Though second quarter (Q2 FY22) Nifty-50 earnings have come above expectation primarily led by commodities with metals, oil & gas, logistics, retail, pharma and real estate doing well. Among Nifty-50, 21 companies beat analyst estimates while eight companies did not. Going ahead, analysts expect corporate earnings to double over FY20-24 levels of ₹464 in FY20 and ₹518 in FY21; to ₹706 in FY22; ₹839 in FY23; and ₹958 in FY24. “This expectation of earnings doubling in just four years (as against earlier low single-digit EPS growth) is likely to keep valuation elevated despite likely rate hike in 2022,” mentions a report by Antique Stock Broking. As a consequence, the brokerage expects Nifty 50 to hit 20,100 by March 2023, based on 21x FY24 EPS of ₹958.
The second-quarter earnings commentary by management indicates that the demand outlook remains despite price hikes.

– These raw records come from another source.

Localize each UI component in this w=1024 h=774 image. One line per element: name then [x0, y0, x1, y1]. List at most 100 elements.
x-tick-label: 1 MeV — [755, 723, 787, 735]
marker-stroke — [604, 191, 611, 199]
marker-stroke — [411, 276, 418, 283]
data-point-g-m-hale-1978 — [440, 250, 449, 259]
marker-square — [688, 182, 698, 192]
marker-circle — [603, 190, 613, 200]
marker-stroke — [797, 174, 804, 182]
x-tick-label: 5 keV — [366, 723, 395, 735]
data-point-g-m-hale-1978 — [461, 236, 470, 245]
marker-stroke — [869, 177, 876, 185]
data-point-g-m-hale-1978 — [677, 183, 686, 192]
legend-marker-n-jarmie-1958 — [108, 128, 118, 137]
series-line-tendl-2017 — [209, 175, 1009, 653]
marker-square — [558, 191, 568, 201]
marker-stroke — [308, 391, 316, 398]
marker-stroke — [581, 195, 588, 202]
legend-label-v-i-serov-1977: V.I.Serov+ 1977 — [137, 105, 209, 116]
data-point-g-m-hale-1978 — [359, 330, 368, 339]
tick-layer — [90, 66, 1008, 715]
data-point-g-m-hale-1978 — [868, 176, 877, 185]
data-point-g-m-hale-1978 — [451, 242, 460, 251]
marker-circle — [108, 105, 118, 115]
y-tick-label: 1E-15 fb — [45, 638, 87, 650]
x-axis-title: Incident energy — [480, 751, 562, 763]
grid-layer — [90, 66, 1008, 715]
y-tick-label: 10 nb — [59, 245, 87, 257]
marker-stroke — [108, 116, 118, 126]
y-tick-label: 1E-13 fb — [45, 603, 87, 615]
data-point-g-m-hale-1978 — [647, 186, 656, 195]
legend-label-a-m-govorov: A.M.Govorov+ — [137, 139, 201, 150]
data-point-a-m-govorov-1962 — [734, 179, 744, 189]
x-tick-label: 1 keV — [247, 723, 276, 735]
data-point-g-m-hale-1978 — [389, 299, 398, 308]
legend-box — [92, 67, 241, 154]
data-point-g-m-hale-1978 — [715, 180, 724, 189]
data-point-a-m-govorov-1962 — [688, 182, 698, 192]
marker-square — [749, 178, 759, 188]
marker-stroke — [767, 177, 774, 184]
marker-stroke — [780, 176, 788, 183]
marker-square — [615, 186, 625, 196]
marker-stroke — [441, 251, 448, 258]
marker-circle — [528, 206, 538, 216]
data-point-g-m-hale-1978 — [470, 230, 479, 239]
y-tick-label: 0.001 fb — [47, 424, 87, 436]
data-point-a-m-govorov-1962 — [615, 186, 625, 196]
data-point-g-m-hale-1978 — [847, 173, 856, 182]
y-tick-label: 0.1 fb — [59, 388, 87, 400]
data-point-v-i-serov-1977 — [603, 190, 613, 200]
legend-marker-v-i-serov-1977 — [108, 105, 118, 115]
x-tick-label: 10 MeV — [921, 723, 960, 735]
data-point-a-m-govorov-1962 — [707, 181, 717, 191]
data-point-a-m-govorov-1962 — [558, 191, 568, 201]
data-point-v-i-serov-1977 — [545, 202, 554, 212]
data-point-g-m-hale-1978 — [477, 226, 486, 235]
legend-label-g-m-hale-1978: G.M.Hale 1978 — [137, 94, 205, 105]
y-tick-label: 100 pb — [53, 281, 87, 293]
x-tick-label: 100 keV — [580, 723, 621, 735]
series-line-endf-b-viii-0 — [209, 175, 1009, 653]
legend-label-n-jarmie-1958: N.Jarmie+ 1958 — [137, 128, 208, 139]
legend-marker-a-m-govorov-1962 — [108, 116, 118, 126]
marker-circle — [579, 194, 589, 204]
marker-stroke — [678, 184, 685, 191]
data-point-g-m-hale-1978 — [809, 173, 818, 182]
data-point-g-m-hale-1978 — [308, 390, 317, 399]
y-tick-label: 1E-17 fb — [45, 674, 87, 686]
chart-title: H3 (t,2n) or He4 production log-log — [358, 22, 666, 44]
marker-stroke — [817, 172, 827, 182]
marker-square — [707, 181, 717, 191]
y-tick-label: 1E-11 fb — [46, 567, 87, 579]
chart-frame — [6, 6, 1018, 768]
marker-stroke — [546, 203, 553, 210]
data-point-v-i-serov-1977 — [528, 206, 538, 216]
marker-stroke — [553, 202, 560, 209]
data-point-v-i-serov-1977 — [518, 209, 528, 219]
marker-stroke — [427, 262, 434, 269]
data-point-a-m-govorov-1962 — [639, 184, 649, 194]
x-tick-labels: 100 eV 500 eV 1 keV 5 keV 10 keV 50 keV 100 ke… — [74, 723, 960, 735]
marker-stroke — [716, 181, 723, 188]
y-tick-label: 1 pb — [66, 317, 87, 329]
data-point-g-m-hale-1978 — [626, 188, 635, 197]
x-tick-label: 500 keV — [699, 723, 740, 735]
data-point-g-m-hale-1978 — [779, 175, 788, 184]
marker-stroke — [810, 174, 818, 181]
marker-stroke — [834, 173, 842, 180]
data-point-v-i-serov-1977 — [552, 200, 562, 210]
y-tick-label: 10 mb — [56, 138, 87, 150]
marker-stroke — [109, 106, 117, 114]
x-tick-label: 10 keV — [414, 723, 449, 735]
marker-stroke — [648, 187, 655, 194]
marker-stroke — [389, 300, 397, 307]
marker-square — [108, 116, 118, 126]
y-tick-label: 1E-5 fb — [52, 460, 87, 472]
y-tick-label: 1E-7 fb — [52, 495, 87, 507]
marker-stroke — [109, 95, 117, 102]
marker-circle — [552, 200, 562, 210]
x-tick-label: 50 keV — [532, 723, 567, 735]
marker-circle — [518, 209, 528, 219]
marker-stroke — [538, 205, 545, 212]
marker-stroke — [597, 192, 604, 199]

Although, the ability of companies to completely pass-through inflation costs is a concern, especially in the auto and FMCG sectors. However, foreign brokerage Jefferies believes corporate profit growth—which was lacklustre over the FY11-FY20 period growing by a paltry 0.4% CAGR—will improve with FY20-FY22 earnings growth of 51% CAGR.
But a whole host of other foreign brokerages—Goldman Sachs, Morgan Stanley, Nomura, and CLSA—believe despite the positives, India’s valuations are too expensive, given that the Indian stocks have in high double digits in CY21 compared with a 1% drop in the MSCI Emerging Market index. The worry around Fed tapering and the reversal of an easy monetary policy by the central bank are the other big worries.